The Romans are said to be responsible for a wide array of introductions including, for example, the carrot, celery and the sycamore, the rabbit and the pheasant. All of these are now common elements of English landscapes. The changes that Hadrian’s Wall brought in its wake are now invisibly woven into our everyday lives and landscape and as such it serves a powerful reminder of just how much this identity is shaped by historical multiculturality.
The Wall serves also as a metaphor for some of our contemporary political and social issues. There is currently a propensity - not just in the UK – to establish barriers - whether physical or social and cultural - to those people and things that are perceived as different from elsewhere.
These ideas manifest in things such as the “hostile environment” and the related misconceived and misinformed idea of an ‘original’ population.
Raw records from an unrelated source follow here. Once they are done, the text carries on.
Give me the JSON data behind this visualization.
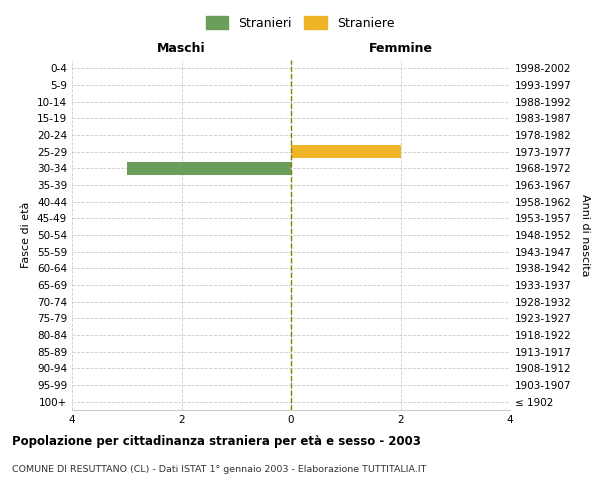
{
  "age_groups": [
    "100+",
    "95-99",
    "90-94",
    "85-89",
    "80-84",
    "75-79",
    "70-74",
    "65-69",
    "60-64",
    "55-59",
    "50-54",
    "45-49",
    "40-44",
    "35-39",
    "30-34",
    "25-29",
    "20-24",
    "15-19",
    "10-14",
    "5-9",
    "0-4"
  ],
  "birth_years": [
    "≤ 1902",
    "1903-1907",
    "1908-1912",
    "1913-1917",
    "1918-1922",
    "1923-1927",
    "1928-1932",
    "1933-1937",
    "1938-1942",
    "1943-1947",
    "1948-1952",
    "1953-1957",
    "1958-1962",
    "1963-1967",
    "1968-1972",
    "1973-1977",
    "1978-1982",
    "1983-1987",
    "1988-1992",
    "1993-1997",
    "1998-2002"
  ],
  "males": [
    0,
    0,
    0,
    0,
    0,
    0,
    0,
    0,
    0,
    0,
    0,
    0,
    0,
    0,
    3,
    0,
    0,
    0,
    0,
    0,
    0
  ],
  "females": [
    0,
    0,
    0,
    0,
    0,
    0,
    0,
    0,
    0,
    0,
    0,
    0,
    0,
    0,
    0,
    2,
    0,
    0,
    0,
    0,
    0
  ],
  "male_color": "#6a9e5b",
  "female_color": "#f0b429",
  "xlim": 4,
  "title_main": "Popolazione per cittadinanza straniera per età e sesso - 2003",
  "title_sub": "COMUNE DI RESUTTANO (CL) - Dati ISTAT 1° gennaio 2003 - Elaborazione TUTTITALIA.IT",
  "legend_male": "Stranieri",
  "legend_female": "Straniere",
  "label_left": "Maschi",
  "label_right": "Femmine",
  "ylabel_left": "Fasce di età",
  "ylabel_right": "Anni di nascita",
  "background_color": "#ffffff",
  "grid_color": "#cccccc",
  "center_line_color": "#808000"
}
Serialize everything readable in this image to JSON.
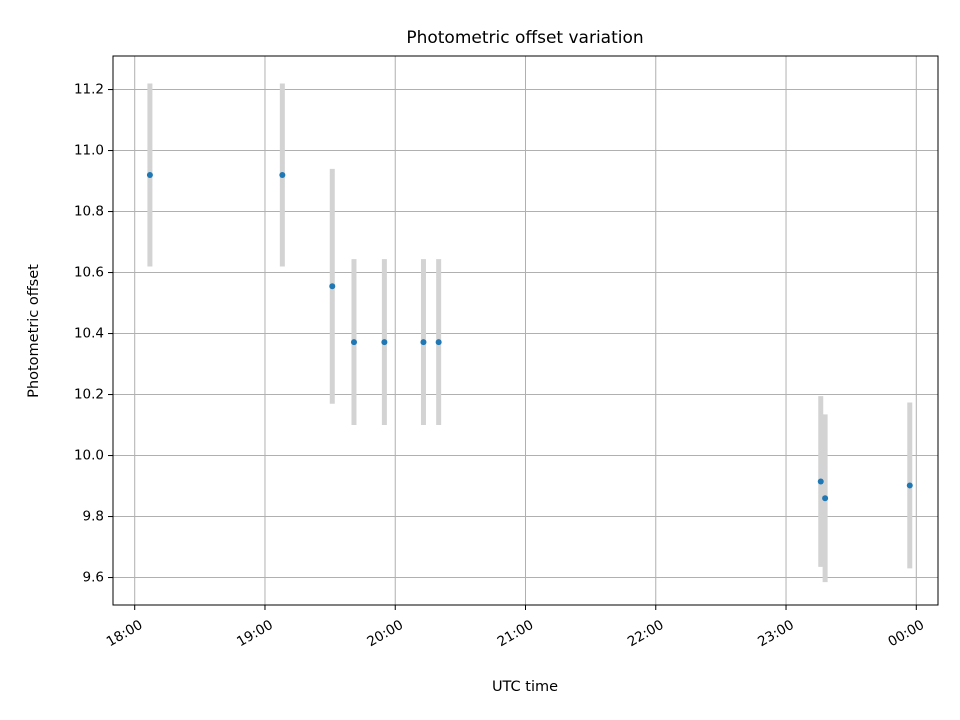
{
  "chart_data": {
    "type": "scatter",
    "title": "Photometric offset variation",
    "xlabel": "UTC time",
    "ylabel": "Photometric offset",
    "x_axis_type": "time",
    "xlim": [
      "17:50",
      "00:10"
    ],
    "ylim": [
      9.51,
      11.31
    ],
    "x_ticks": [
      "18:00",
      "19:00",
      "20:00",
      "21:00",
      "22:00",
      "23:00",
      "00:00"
    ],
    "y_ticks": [
      9.6,
      9.8,
      10.0,
      10.2,
      10.4,
      10.6,
      10.8,
      11.0,
      11.2
    ],
    "grid": true,
    "legend": "none",
    "marker_color": "#1f77b4",
    "errorbar_color": "#d3d3d3",
    "points": [
      {
        "x": "18:07",
        "y": 10.92,
        "err": 0.3
      },
      {
        "x": "19:08",
        "y": 10.92,
        "err": 0.3
      },
      {
        "x": "19:31",
        "y": 10.555,
        "err": 0.385
      },
      {
        "x": "19:41",
        "y": 10.372,
        "err": 0.272
      },
      {
        "x": "19:55",
        "y": 10.372,
        "err": 0.272
      },
      {
        "x": "20:13",
        "y": 10.372,
        "err": 0.272
      },
      {
        "x": "20:20",
        "y": 10.372,
        "err": 0.272
      },
      {
        "x": "23:16",
        "y": 9.915,
        "err": 0.28
      },
      {
        "x": "23:18",
        "y": 9.86,
        "err": 0.275
      },
      {
        "x": "23:57",
        "y": 9.902,
        "err": 0.272
      }
    ]
  }
}
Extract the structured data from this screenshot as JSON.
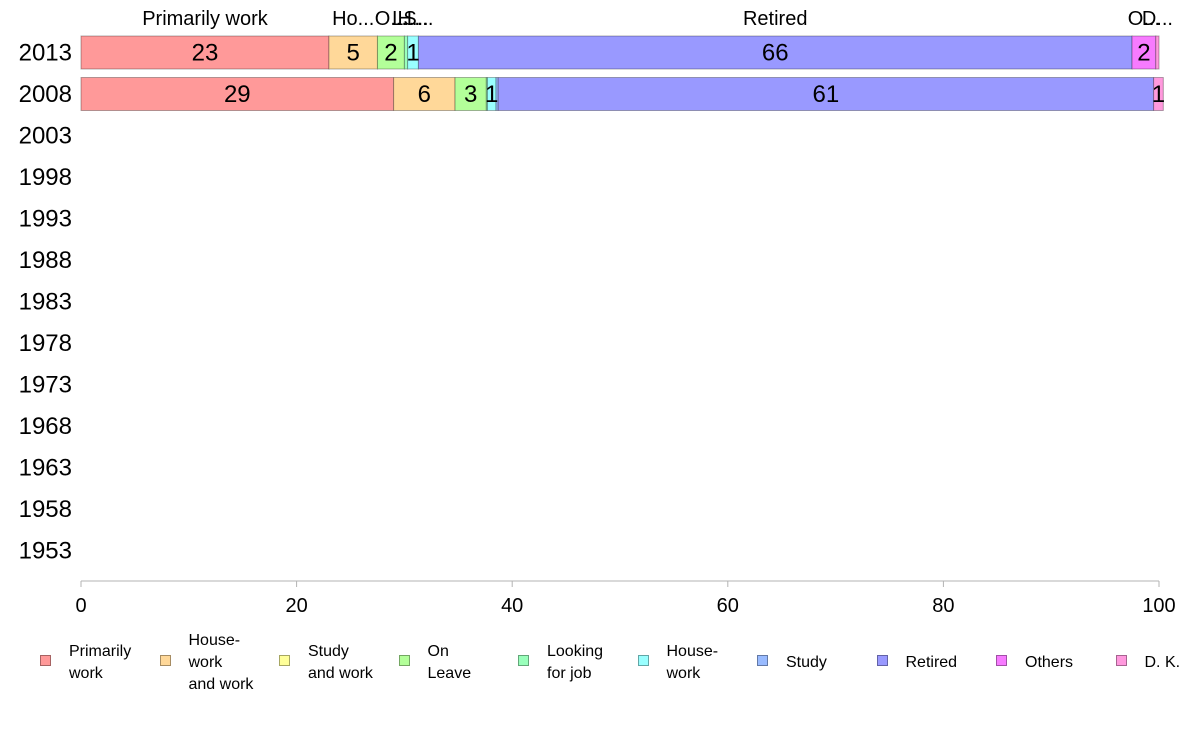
{
  "chart_data": {
    "type": "bar",
    "orientation": "horizontal",
    "stacked": true,
    "categories": [
      "2013",
      "2008",
      "2003",
      "1998",
      "1993",
      "1988",
      "1983",
      "1978",
      "1973",
      "1968",
      "1963",
      "1958",
      "1953"
    ],
    "series": [
      {
        "name": "Primarily work",
        "legend_label": "Primarily\nwork",
        "color": "#ff9999",
        "values": [
          23,
          29,
          null,
          null,
          null,
          null,
          null,
          null,
          null,
          null,
          null,
          null,
          null
        ],
        "labels": [
          "23",
          "29"
        ],
        "top_label": "Primarily work"
      },
      {
        "name": "House-work and work",
        "legend_label": "House-\nwork\nand work",
        "color": "#ffd899",
        "values": [
          4.5,
          5.7,
          null,
          null,
          null,
          null,
          null,
          null,
          null,
          null,
          null,
          null,
          null
        ],
        "labels": [
          "5",
          "6"
        ],
        "top_label": "Ho..."
      },
      {
        "name": "Study and work",
        "legend_label": "Study\nand work",
        "color": "#ffff99",
        "values": [
          0,
          0,
          null,
          null,
          null,
          null,
          null,
          null,
          null,
          null,
          null,
          null,
          null
        ],
        "labels": [
          "",
          ""
        ],
        "top_label": ""
      },
      {
        "name": "On Leave",
        "legend_label": "On\nLeave",
        "color": "#b3ff99",
        "values": [
          2.5,
          2.9,
          null,
          null,
          null,
          null,
          null,
          null,
          null,
          null,
          null,
          null,
          null
        ],
        "labels": [
          "2",
          "3"
        ],
        "top_label": "O..."
      },
      {
        "name": "Looking for job",
        "legend_label": "Looking\nfor job",
        "color": "#99ffbb",
        "values": [
          0.3,
          0.1,
          null,
          null,
          null,
          null,
          null,
          null,
          null,
          null,
          null,
          null,
          null
        ],
        "labels": [
          "",
          ""
        ],
        "top_label": "L..."
      },
      {
        "name": "House-work",
        "legend_label": "House-\nwork",
        "color": "#99ffff",
        "values": [
          1.0,
          0.8,
          null,
          null,
          null,
          null,
          null,
          null,
          null,
          null,
          null,
          null,
          null
        ],
        "labels": [
          "1",
          "1"
        ],
        "top_label": "H..."
      },
      {
        "name": "Study",
        "legend_label": "Study",
        "color": "#99bbff",
        "values": [
          0,
          0.2,
          null,
          null,
          null,
          null,
          null,
          null,
          null,
          null,
          null,
          null,
          null
        ],
        "labels": [
          "",
          ""
        ],
        "top_label": "S..."
      },
      {
        "name": "Retired",
        "legend_label": "Retired",
        "color": "#9999ff",
        "values": [
          66.2,
          60.8,
          null,
          null,
          null,
          null,
          null,
          null,
          null,
          null,
          null,
          null,
          null
        ],
        "labels": [
          "66",
          "61"
        ],
        "top_label": "Retired"
      },
      {
        "name": "Others",
        "legend_label": "Others",
        "color": "#f77bff",
        "values": [
          2.2,
          0,
          null,
          null,
          null,
          null,
          null,
          null,
          null,
          null,
          null,
          null,
          null
        ],
        "labels": [
          "2",
          ""
        ],
        "top_label": "O..."
      },
      {
        "name": "D. K.",
        "legend_label": "D. K.",
        "color": "#ff99dd",
        "values": [
          0.3,
          0.9,
          null,
          null,
          null,
          null,
          null,
          null,
          null,
          null,
          null,
          null,
          null
        ],
        "labels": [
          "",
          "1"
        ],
        "top_label": "D..."
      }
    ],
    "xlim": [
      0,
      100
    ],
    "x_ticks": [
      "0",
      "20",
      "40",
      "60",
      "80",
      "100"
    ],
    "xlabel": "",
    "ylabel": "",
    "title": "",
    "grid": false,
    "legend_position": "bottom"
  }
}
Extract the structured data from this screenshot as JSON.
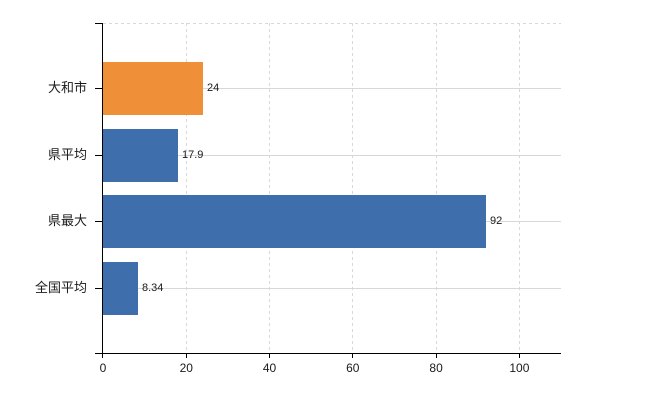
{
  "chart_data": {
    "type": "bar",
    "orientation": "horizontal",
    "title": "",
    "xlabel": "",
    "ylabel": "",
    "categories": [
      "大和市",
      "県平均",
      "県最大",
      "全国平均"
    ],
    "values": [
      24,
      17.9,
      92,
      8.34
    ],
    "value_labels": [
      "24",
      "17.9",
      "92",
      "8.34"
    ],
    "bar_colors": [
      "#EF8F38",
      "#3E6EAC",
      "#3E6EAC",
      "#3E6EAC"
    ],
    "x_ticks": [
      0,
      20,
      40,
      60,
      80,
      100
    ],
    "x_tick_labels": [
      "0",
      "20",
      "40",
      "60",
      "80",
      "100"
    ],
    "xlim": [
      0,
      110
    ],
    "grid": "on",
    "vertical_gridlines": "dashed",
    "horizontal_gridlines": "solid",
    "legend": "none"
  },
  "colors": {
    "axis": "#000000",
    "grid": "#D8D8D8",
    "text": "#1A1A1A",
    "background": "#FFFFFF",
    "bar_blue": "#3E6EAC",
    "bar_orange": "#EF8F38"
  }
}
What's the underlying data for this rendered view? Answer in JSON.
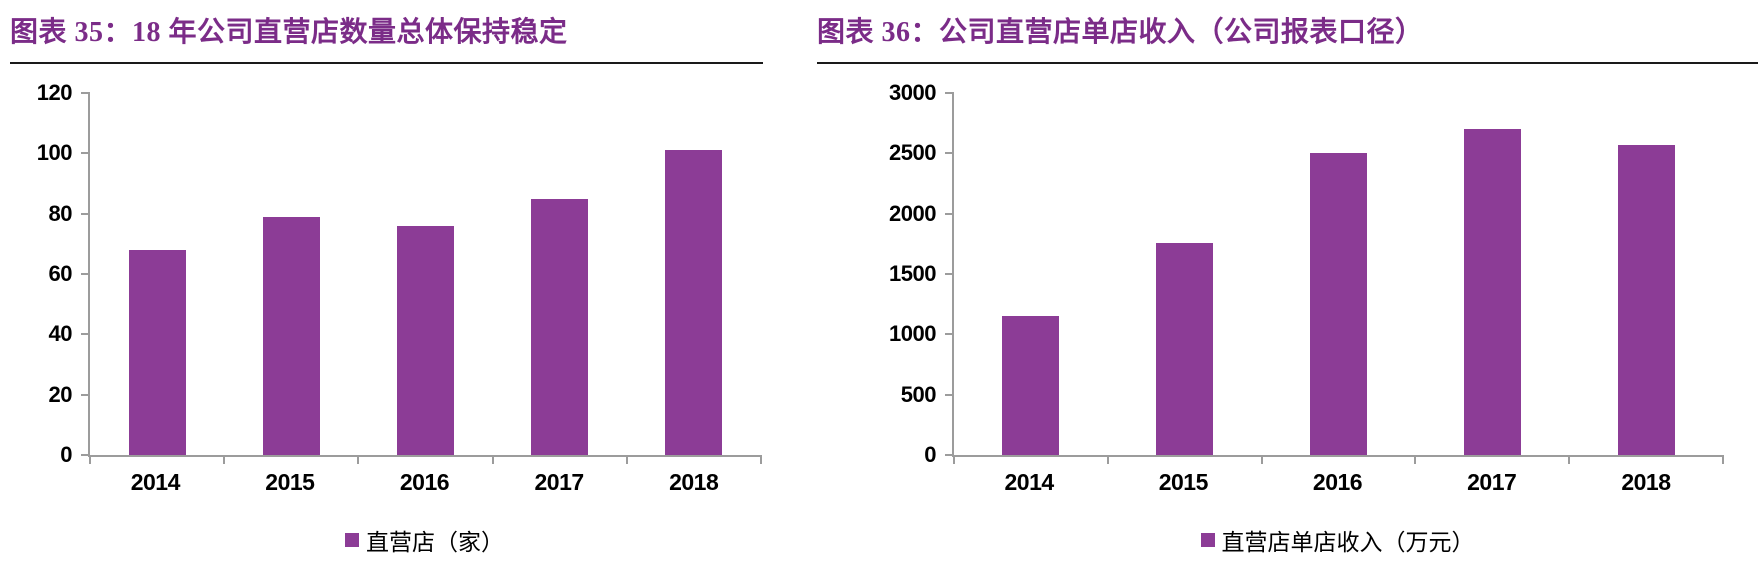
{
  "colors": {
    "bar": "#8c3c96",
    "title": "#7b2c88",
    "axis": "#9c9c9c",
    "rule": "#1a1a1a",
    "text": "#000000"
  },
  "chart_data": [
    {
      "type": "bar",
      "title": "图表 35：18 年公司直营店数量总体保持稳定",
      "categories": [
        "2014",
        "2015",
        "2016",
        "2017",
        "2018"
      ],
      "values": [
        68,
        79,
        76,
        85,
        101
      ],
      "ylim": [
        0,
        120
      ],
      "yticks": [
        0,
        20,
        40,
        60,
        80,
        100,
        120
      ],
      "xlabel": "",
      "ylabel": "",
      "grid": false,
      "legend": [
        "直营店（家）"
      ],
      "legend_position": "bottom"
    },
    {
      "type": "bar",
      "title": "图表 36：公司直营店单店收入（公司报表口径）",
      "categories": [
        "2014",
        "2015",
        "2016",
        "2017",
        "2018"
      ],
      "values": [
        1150,
        1760,
        2500,
        2700,
        2570
      ],
      "ylim": [
        0,
        3000
      ],
      "yticks": [
        0,
        500,
        1000,
        1500,
        2000,
        2500,
        3000
      ],
      "xlabel": "",
      "ylabel": "",
      "grid": false,
      "legend": [
        "直营店单店收入（万元）"
      ],
      "legend_position": "bottom"
    }
  ]
}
The Wall can, then, stand as an obvious and easy metaphor for these nationalisms / tribalisms, or as ‘Future Pasts’ has shown the narrative of the Wall can be considered as a project of integration, as a transnational site of connection.
‘Future Pasts’ has unearthed and produced perspectives which intertwine with historical data, bring to surface other historical narratives, narratives that can be mobilised to give the present a root, a call for changes in the present – describing new pasts for the future.